You're right that synths don't need soaking as they don't absorb water, just give it a sloosh in the sink, shake out the excess and have at it. One tip though, synths release water more readily than naturals, so it's best to add water a bit at a time by dipping the tips.
 
I have a Parker synthetic. I really want to like it, but it's definitely different.

Lathering, it is nice and easy. Fairly stiff, but it does a nice job. (I'm lathering in a bowl. Croaps and creams.)

My problems arise once I get the brush to my face. It flings lather everywhere, but doesn't seem to want to leave any on my face.

Do do synthetics break-in like boar brushes do?
 
Okie, i posted a pic above. It is a brush by Anthony Mackenzie, Jr. Not a handmade. He finds brush handles, vintage or not, and sells them with a couple of synthetic knots he has a vendor make to his specs. Basically you pick a handle you like, pick a knot, and he puts the brush together, at whatever loft you want, and ships it out.
I like his business model, and he does great work. I have a restored Ever Ready with a 24mm HMW he stuffed in there. Lovely brush.
No need to soak as the synthetic bristles don't absorb water, but you still should dip the knot underwater so that it retains/hold some water for loading.

I have a Parker synthetic. I really want to like it, but it's definitely different.

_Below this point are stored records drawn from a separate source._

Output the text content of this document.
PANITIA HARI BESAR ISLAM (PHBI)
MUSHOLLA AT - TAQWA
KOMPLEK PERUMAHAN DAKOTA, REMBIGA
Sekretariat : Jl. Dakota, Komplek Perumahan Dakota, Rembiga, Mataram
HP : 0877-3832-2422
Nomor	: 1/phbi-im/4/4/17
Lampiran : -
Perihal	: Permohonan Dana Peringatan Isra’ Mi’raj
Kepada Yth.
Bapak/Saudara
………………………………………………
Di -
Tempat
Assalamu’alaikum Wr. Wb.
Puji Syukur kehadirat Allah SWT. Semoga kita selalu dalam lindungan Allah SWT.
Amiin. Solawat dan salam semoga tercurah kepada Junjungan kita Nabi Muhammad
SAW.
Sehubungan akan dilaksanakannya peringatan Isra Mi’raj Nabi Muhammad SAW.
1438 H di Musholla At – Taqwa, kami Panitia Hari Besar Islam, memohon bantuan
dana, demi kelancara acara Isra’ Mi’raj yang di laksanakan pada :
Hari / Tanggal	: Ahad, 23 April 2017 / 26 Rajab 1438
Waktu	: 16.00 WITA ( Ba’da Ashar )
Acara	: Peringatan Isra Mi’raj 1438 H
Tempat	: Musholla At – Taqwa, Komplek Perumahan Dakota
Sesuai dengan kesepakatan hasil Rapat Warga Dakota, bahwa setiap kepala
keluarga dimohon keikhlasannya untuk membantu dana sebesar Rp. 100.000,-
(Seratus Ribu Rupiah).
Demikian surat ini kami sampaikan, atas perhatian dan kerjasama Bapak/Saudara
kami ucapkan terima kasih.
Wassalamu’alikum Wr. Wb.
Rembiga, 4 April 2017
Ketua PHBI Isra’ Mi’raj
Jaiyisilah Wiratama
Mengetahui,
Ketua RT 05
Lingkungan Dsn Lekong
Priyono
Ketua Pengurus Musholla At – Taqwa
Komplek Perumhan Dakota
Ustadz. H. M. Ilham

Lathering, it is nice and easy. Fairly stiff, but it does a nice job. (I'm lathering in a bowl. Croaps and creams.)

My problems arise once I get the brush to my face. It flings lather everywhere, but doesn't seem to want to leave any on my face.

Do do synthetics break-in like boar brushes do?
Synthetics bristles do not change over time. There are many different types of synthetic bristles with varying qualities. There are some really, really bad performing bristles while others have gained a cult following. Unfortunately, I cannot tell you anything about your Parker synthetic but I have never heard anything about it. On a large forum like B&B, that should tell you something about it. For a really good, inexpensive synthetic, take a look at the Omega S-Brush series (non-Pro) for about $8. I like the Plisson-type synthetics but those brushes start around $20 and go up from there.
 
I find that my EJ does a decent job of holding some water. After I soak it and let it drip dry, if I give it a good shake a ton of water comes out.
 
Okie, i posted a pic above. It is a brush by Anthony Mackenzie, Jr. Not a handmade. He finds brush handles, vintage or not, and sells them with a couple of synthetic knots he has a vendor make to his specs. Basically you pick a handle you like, pick a knot, and he puts the brush together, at whatever loft you want, and ships it out.
I like his business model, and he does great work. I have a restored Ever Ready with a 24mm HMW he stuffed in there. Lovely brush.
That is one sexy brush.
 
Run it under water or dunk it in the sink. Shake out the excess and lather. Generally the same as a natural hair brush but no need to soak for time and generally you shake out more water than normal because if there is excess when you bring the brush to your face it will drip out everywhere.
 
I can't get good lathers by shaking out the excess from my synthetic brushes, so--aside from not soaking these brushes--I use them just like my Omega boar: very wet, with a bit of a flick at the start, and then gradually add water as needed. As others have said, no need to over think it.
 

franz

Moderator Emeritus
I think you've gotten some fine advice. That's an interesting and eye-catching handle - hope you enjoy the brush.
 
My way of doing it, is soaking it under the tap, then just holding it up until it stops dripping. Leaves it very wet still, and seems to hit my lather perfect every time without adding water later.